My ex and I took our boys to see “The Nutcracker” a few times when they were younger. These were kids’ versions of the ballet; a tad shorter, with more emphasis on the funny and playful choreography, and less emphasis on the classical romantic ballet parts. Our boys seemed to enjoy it just fine, although Little Man was frightened of the Mouse King the few times we went. (I totally get that.)

Since getting divorced, we have not seen “The Nutcracker” as a family. My ex has taken the boys with his mom and my uncle, who lives near his mom. (Yes, we are that kind of divorced family; he does things with my family and I do things with his if we are in the cities they live in, even without the other person!) This year, I decided to spring for expensive tickets to the LA Ballet version of “The Nutcracker” and take my boys on my own. This month also marked my 40th birthday and I felt like it was a great way for us to celebrate the holidays and my birthday before my ex took them to Northern California to celebrate Christmas with their Christmas-celebrating grandpa and his wife.

It was game on for “The Nutcracker.”

Tickets: check.

I scored awesome seats. Close up – in the orchestra, but not too close. Gotta be able to see the feet.

Snazzy dress clothes for the boys: check.
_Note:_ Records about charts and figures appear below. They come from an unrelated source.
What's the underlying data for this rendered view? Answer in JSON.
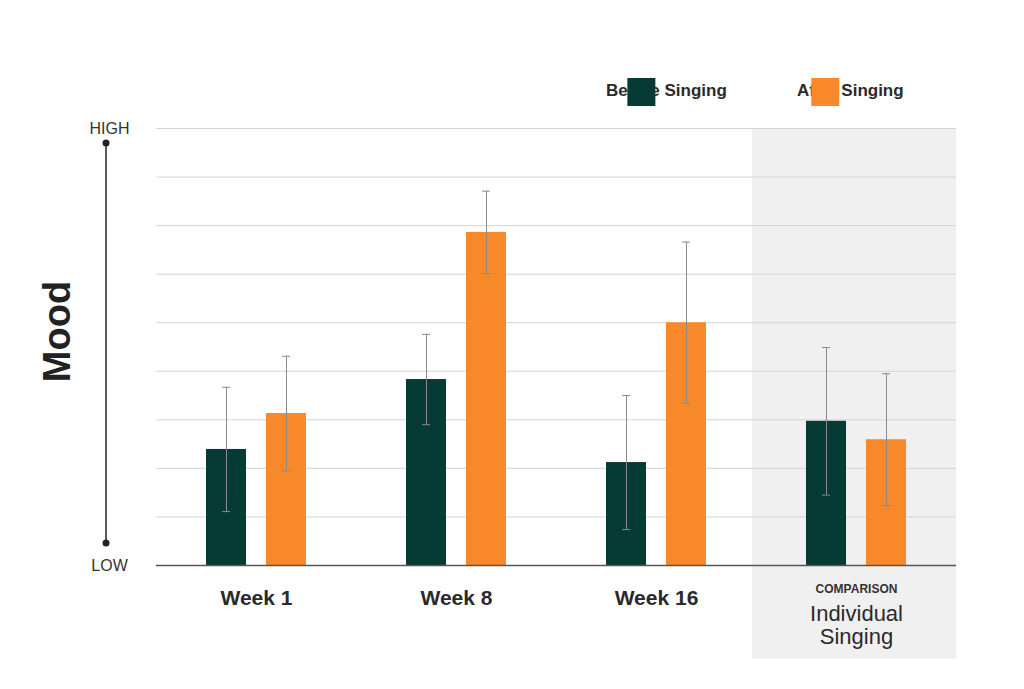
{
  "chart_data": {
    "type": "bar",
    "ylabel": "Mood",
    "categories": [
      "Week 1",
      "Week 8",
      "Week 16",
      "Individual Singing"
    ],
    "series": [
      {
        "name": "Before Singing",
        "color": "#063a34",
        "values": [
          2.39,
          3.83,
          2.12,
          2.97
        ],
        "errors": [
          1.28,
          0.93,
          1.38,
          1.52
        ]
      },
      {
        "name": "After Singing",
        "color": "#f7892a",
        "values": [
          3.13,
          6.86,
          5.0,
          2.59
        ],
        "errors": [
          1.18,
          0.85,
          1.66,
          1.36
        ]
      }
    ],
    "ylim": [
      0,
      9
    ],
    "yticks": [
      {
        "value": 0,
        "label": "LOW"
      },
      {
        "value": 1,
        "label": null
      },
      {
        "value": 2,
        "label": null
      },
      {
        "value": 3,
        "label": null
      },
      {
        "value": 4,
        "label": null
      },
      {
        "value": 5,
        "label": null
      },
      {
        "value": 6,
        "label": null
      },
      {
        "value": 7,
        "label": null
      },
      {
        "value": 8,
        "label": null
      },
      {
        "value": 9,
        "label": "HIGH"
      }
    ],
    "grid": true,
    "legend": "top-right",
    "annotations": [
      {
        "text": "COMPARISON",
        "category": "Individual Singing"
      }
    ]
  }
}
What a perfect occasion to buy my boys new dress clothes since they needed them anyway, right? Firstborn got a very handsome single-breasted black suit, and Little Man scored a vintage tuxedo jacket to wear over his Sears shirt and tie.

Musical education: check.

Firstborn’s piano playing has recently really progressed so much so that I bought him a beginner’s book of classical pieces and, knowing he was going to see “The Nutcracker,” he mastered “The Dance of the Sugar Plum Fairy.”

Perfection: check.

It was going to be perfect. Awesome tickets. “The Nutcracker.” Snazzy clothes. Excitement. Piano-playing for weeks leading up to awesome, snazzy, exciting, perfect Nutcracker night. Right?

Wrong.

In the epic fail of my life (at least that’s how it felt to me at the time), the day before “The Nutcracker” – on the day that would have been my father’s 73rd birthday, God rest his soul – I threw my back out. Like, I was hinged at the waist and immobile. Then I could not stand or walk for days. (I still managed to livetweet the airing of my Christmasy movie, “The Flight Before Christmas,” but I was in pain much of the time.)

I was down for the count. Out. Grounded. Punished? Perhaps. Maybe not. God only knows. Epic fail: check.
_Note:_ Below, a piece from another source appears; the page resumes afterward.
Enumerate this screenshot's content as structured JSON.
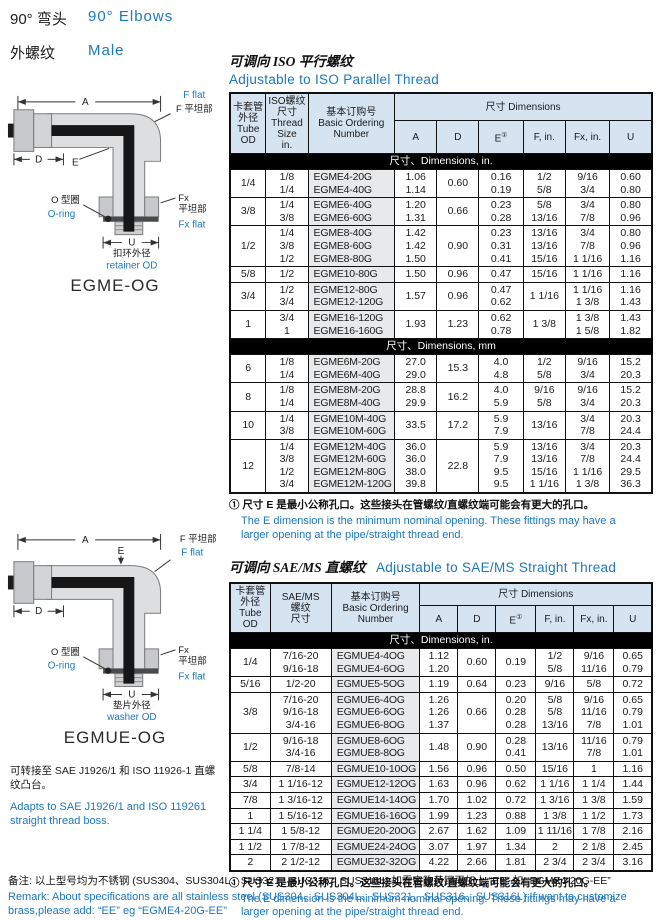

And so to make a long story short, my ex-husband put on his best snazzy clothes and took our boys to see “The Nutcracker” with my tickets. Firstborn looked so handsome and Little Man’s tuxedo jacket over this Sears shirt was almost too much cuteness for one little person to embody. And I spent that time home on a couch, propped up and virtually immobile, crying my eyes out and trying to find the lesson God might be teaching me deliberately or by accident.

If you’ve ever thrown your back out in a way such that the masseuse that works on you says after working on your back for three minutes, “Oh my goodness, did you have a terrible fall?!” and you reply, “No, I was reaching for the canola oil,” you know how unbelievable this kind of injury can be.
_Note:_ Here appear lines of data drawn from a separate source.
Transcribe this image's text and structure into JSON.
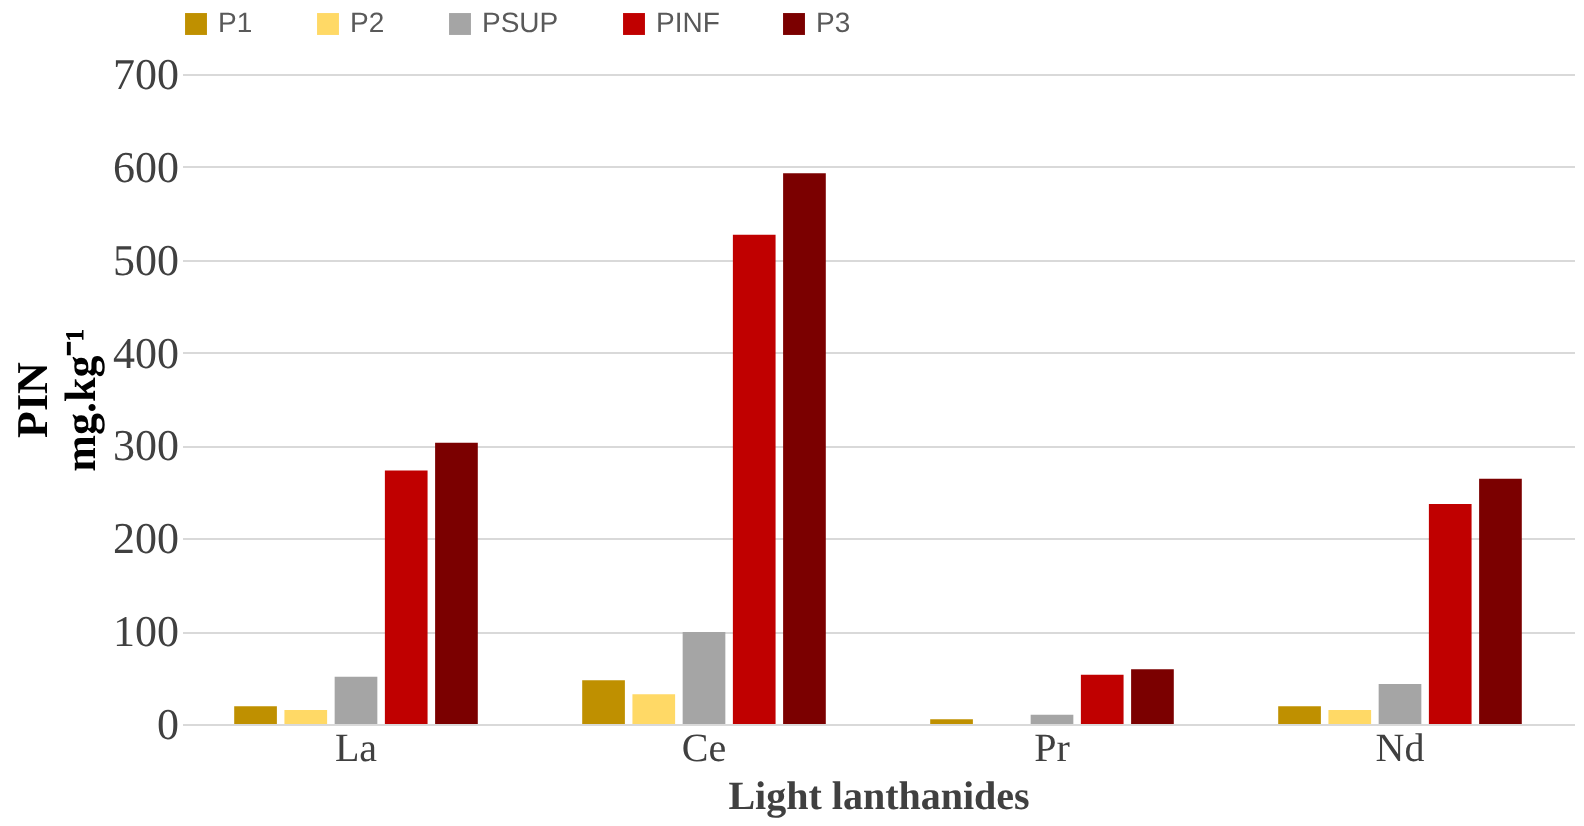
{
  "chart_data": {
    "type": "bar",
    "xlabel": "Light lanthanides",
    "ylabel": "PIN\nmg.kg⁻¹",
    "categories": [
      "La",
      "Ce",
      "Pr",
      "Nd"
    ],
    "series": [
      {
        "name": "P1",
        "color": "#bf9000",
        "values": [
          19,
          47,
          5,
          19
        ]
      },
      {
        "name": "P2",
        "color": "#ffd966",
        "values": [
          15,
          32,
          0,
          15
        ]
      },
      {
        "name": "PSUP",
        "color": "#a5a5a5",
        "values": [
          51,
          99,
          10,
          43
        ]
      },
      {
        "name": "PINF",
        "color": "#c00000",
        "values": [
          273,
          527,
          53,
          237
        ]
      },
      {
        "name": "P3",
        "color": "#7b0000",
        "values": [
          303,
          593,
          59,
          264
        ]
      }
    ],
    "ylim": [
      0,
      700
    ],
    "yticks": [
      0,
      100,
      200,
      300,
      400,
      500,
      600,
      700
    ],
    "grid": "y",
    "legend": "top"
  }
}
And if you’ve ever wanted so badly to do something right as a mom after feeling you do so many things wrong, you know how unbelievable and upsetting this kind of turn of events can be.

And if you’ve ever spent a lot of time and money and energy on something because you want it to be so right and perfect and you think nothing can go wrong but then when your ex brings your boys over after “The Nutcracker” and your eyes are almost swollen shut from crying so hard about everything you’ve missed and when you ask your boys how it was they say, “Boring,” then you know exactly what it’s like to be a mom.

From my imperfect life to your perfect or imperfect ones, Happy Holidays. Merry Christmas to those of you celebrating:  may all your Christmases be exactly what they are supposed to be, and may you learn whatever lessons there are to learn.